Но Ангелина не заметила ее промаха.
– Рано посадила, рано и подкапываю, – довольно сообщила она. – У меня в хозяйстве вообще все к рукам. Любить хозяйство надо, тогда все получаться и будет.
– Ну да, как в любом деле, – подхватила Василиса, чтобы перевести разговор на другое. – Я тогда пойду вещи распакую. Мне как вас называть-то удобнее?
– Да зови тетей Ангелиной, – хозяйка махнула рукой. – А тебя?
– Васей. Василисой, – поправилась девушка.
– Ну надо ж, как кота приблудного, – Ангелина покачала головой и степенно выплыла из горницы в сени, застучала там крынками.
– Нормальная реакция, – пробормотала Василиса и пошла разбирать свою дорожную сумку.
Глава 7. Выстраданное счастье
Любить всю жизнь одного – это привилегия, и неважно, если за нее приходится расплачиваться долготерпением.
Агата Кристи
1964 год
Маруся сошла с автобуса, не доезжая до Погорелова. Оттуда до села Константиновского, где она жила, нужно было прошагать одиннадцать километров, а отсюда, от предыдущей остановки Горино, напрямки через поля и небольшой лесок, километров пять всего, поэтому местные жители, если, конечно, у них в Погорелове не было никаких дел, не нужно было, к примеру, на почту или в сельсовет, предпочитали выходить именно в Горино. Ноги-то не казенные, чтобы их топтать понапрасну.
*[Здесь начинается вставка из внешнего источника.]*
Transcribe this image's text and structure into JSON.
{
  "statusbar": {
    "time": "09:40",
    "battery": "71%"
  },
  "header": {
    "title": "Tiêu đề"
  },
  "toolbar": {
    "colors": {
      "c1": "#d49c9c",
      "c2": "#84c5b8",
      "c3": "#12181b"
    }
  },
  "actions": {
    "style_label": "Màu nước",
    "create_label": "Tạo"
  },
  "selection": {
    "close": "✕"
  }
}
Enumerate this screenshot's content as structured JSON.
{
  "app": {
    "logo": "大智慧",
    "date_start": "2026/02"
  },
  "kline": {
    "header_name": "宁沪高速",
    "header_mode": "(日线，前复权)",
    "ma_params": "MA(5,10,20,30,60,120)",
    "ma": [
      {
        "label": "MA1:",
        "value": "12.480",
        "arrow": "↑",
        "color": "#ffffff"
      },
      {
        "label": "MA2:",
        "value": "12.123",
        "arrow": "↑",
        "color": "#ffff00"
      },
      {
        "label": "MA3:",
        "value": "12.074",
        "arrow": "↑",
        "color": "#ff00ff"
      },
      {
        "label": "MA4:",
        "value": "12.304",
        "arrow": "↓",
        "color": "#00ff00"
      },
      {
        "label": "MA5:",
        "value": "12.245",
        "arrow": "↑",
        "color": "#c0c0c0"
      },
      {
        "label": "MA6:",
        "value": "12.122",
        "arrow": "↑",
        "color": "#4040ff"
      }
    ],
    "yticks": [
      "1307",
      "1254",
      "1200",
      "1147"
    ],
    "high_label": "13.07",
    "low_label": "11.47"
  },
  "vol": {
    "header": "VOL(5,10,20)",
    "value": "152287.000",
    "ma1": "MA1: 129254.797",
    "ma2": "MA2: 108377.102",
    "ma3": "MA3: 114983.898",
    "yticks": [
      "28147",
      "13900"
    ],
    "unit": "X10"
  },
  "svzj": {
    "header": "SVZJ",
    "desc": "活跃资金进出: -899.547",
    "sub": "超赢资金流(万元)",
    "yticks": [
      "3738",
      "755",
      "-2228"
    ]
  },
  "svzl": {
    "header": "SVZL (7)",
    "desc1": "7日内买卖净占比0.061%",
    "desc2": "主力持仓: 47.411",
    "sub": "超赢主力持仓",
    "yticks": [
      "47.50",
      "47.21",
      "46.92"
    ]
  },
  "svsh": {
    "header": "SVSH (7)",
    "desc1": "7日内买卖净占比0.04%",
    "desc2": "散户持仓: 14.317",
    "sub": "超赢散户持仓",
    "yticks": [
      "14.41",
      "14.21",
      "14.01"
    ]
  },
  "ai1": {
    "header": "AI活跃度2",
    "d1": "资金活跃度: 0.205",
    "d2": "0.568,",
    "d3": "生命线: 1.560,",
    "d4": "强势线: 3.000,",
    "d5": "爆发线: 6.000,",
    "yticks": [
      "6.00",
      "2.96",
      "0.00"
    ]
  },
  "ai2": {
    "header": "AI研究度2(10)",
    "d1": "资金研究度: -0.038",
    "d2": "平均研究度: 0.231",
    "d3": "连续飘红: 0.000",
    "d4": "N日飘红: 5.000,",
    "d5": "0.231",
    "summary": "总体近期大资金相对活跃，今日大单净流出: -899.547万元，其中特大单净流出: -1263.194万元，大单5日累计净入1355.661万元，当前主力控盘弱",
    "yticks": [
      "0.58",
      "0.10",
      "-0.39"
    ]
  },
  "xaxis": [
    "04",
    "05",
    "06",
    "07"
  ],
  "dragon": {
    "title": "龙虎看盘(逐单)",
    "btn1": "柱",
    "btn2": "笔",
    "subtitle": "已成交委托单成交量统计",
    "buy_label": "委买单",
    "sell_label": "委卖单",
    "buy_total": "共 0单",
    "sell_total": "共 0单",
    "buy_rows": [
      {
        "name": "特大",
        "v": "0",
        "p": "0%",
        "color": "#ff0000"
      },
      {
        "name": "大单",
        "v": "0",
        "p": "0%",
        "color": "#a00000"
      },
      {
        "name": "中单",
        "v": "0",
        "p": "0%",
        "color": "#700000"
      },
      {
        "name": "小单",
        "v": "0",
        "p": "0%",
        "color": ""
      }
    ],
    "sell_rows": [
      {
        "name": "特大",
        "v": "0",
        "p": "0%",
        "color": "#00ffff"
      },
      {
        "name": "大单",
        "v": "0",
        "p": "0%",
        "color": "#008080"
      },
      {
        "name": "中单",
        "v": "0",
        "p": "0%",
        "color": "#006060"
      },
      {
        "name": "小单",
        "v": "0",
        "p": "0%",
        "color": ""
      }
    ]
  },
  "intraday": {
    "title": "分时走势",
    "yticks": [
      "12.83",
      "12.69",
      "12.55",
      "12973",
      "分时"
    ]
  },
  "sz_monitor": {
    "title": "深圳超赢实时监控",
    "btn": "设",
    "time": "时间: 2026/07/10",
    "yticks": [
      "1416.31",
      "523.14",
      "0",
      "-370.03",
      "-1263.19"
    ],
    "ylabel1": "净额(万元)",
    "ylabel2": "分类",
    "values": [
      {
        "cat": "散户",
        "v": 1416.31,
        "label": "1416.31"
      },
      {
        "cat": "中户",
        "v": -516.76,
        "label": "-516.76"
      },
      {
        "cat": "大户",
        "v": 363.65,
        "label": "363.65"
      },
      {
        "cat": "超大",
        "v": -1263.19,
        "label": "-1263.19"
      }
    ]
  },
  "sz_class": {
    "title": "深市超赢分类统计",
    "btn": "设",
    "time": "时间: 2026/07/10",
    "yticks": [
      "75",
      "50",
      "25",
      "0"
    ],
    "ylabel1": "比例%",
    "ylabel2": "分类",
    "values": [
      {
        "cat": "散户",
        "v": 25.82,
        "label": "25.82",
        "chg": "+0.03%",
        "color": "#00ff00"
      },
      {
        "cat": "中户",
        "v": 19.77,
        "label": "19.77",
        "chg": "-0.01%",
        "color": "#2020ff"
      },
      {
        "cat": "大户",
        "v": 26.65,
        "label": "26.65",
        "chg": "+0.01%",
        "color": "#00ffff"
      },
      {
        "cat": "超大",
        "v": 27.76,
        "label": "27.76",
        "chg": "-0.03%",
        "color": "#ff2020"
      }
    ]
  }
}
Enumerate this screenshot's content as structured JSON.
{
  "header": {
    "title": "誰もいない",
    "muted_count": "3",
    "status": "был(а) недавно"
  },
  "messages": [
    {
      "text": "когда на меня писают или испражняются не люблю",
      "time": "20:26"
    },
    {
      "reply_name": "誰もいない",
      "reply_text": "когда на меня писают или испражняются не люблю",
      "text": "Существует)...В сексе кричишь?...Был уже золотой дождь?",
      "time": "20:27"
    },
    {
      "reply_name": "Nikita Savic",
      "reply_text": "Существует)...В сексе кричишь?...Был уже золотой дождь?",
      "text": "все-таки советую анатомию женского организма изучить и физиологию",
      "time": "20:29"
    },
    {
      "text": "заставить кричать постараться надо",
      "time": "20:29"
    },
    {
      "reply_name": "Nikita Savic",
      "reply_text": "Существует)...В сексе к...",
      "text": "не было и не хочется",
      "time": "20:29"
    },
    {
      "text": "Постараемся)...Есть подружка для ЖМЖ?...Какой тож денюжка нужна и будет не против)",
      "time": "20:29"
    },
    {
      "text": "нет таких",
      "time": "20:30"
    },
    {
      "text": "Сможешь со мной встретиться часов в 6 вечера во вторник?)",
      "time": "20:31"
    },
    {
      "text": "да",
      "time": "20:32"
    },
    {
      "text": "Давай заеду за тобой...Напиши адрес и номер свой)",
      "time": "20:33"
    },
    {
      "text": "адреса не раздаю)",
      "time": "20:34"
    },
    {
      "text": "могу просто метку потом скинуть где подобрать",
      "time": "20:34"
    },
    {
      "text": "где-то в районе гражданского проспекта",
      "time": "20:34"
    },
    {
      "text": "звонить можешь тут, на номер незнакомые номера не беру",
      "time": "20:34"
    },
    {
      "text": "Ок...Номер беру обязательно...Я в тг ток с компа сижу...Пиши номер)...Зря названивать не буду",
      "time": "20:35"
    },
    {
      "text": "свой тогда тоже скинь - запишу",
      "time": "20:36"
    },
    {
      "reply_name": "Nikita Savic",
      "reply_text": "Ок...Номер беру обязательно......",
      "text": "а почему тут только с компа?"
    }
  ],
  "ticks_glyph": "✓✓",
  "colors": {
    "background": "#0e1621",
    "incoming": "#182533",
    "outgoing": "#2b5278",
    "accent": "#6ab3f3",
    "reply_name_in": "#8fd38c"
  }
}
Маруся подхватила свой нетяжелый баул, закинула на плечо рюкзак и по едва заметной среди поспевающей ржи тропке пошла в сторону Константиновского. Лето в этом году стояло жаркое. Солнце весело припекало русую Марусину голову, шагать было легко и отчего-то радостно.
В родное село Маруся возвращалась с дипломом медсестры. Распределили ее в участковую больницу, которая располагалась за околицей ее дома. Из окошка было видать больничный забор, раскидистые яблони, и белое двухэтажное больничное здание, окна которого летом всегда оставались открытыми.
Больница была маленькая, но уютная. Что и говорить, хорошая была больница. Слава о ней распространилась далеко за пределы Константиновского и окрестных деревень. Даже жители Погорелова, где была своя больница, просторнее, чем эта, предпочитали ложиться на лечение именно к ним. Еще бы, в Константиновском уже больше десяти лет жил и работал замечательный доктор, как поговаривали взрослые, из самого Ленинграда.
Когда он приехал, семилетняя Маруся не понимала значения слова «ссыльный», поэтому первое время на доктора, которого звали Василий Николаевич Истомин, смотрела с легким испугом. Взрослые, хоть мужики, хоть бабы, к нему тоже настороженно присматривались. Северная деревня была местом неприветливым и к чужакам осторожным, но уже через месяц после приезда Истомина в Константиновское пошли разговоры о том, что бабке Сычихе он вылечил застарелый радикулит, кузнецу Софрону прооперировал нарыв на ноге, Марусиной бабке Маисе прописал таблетки, снижающие давление, после которых она перестала мучиться страшными головными болями.
Истомина в Константиновском быстро полюбили, а спустя пару лет уже и просто боготворили за добрый нрав и золотые руки. Операции он делал несложные, поскольку не было у него ни ассистента, ни хотя бы толковой операционной сестры, но швы после этих операций заживали быстро и без воспалений, а все прочие хвори снимались за пару дней и не возвращались никогда.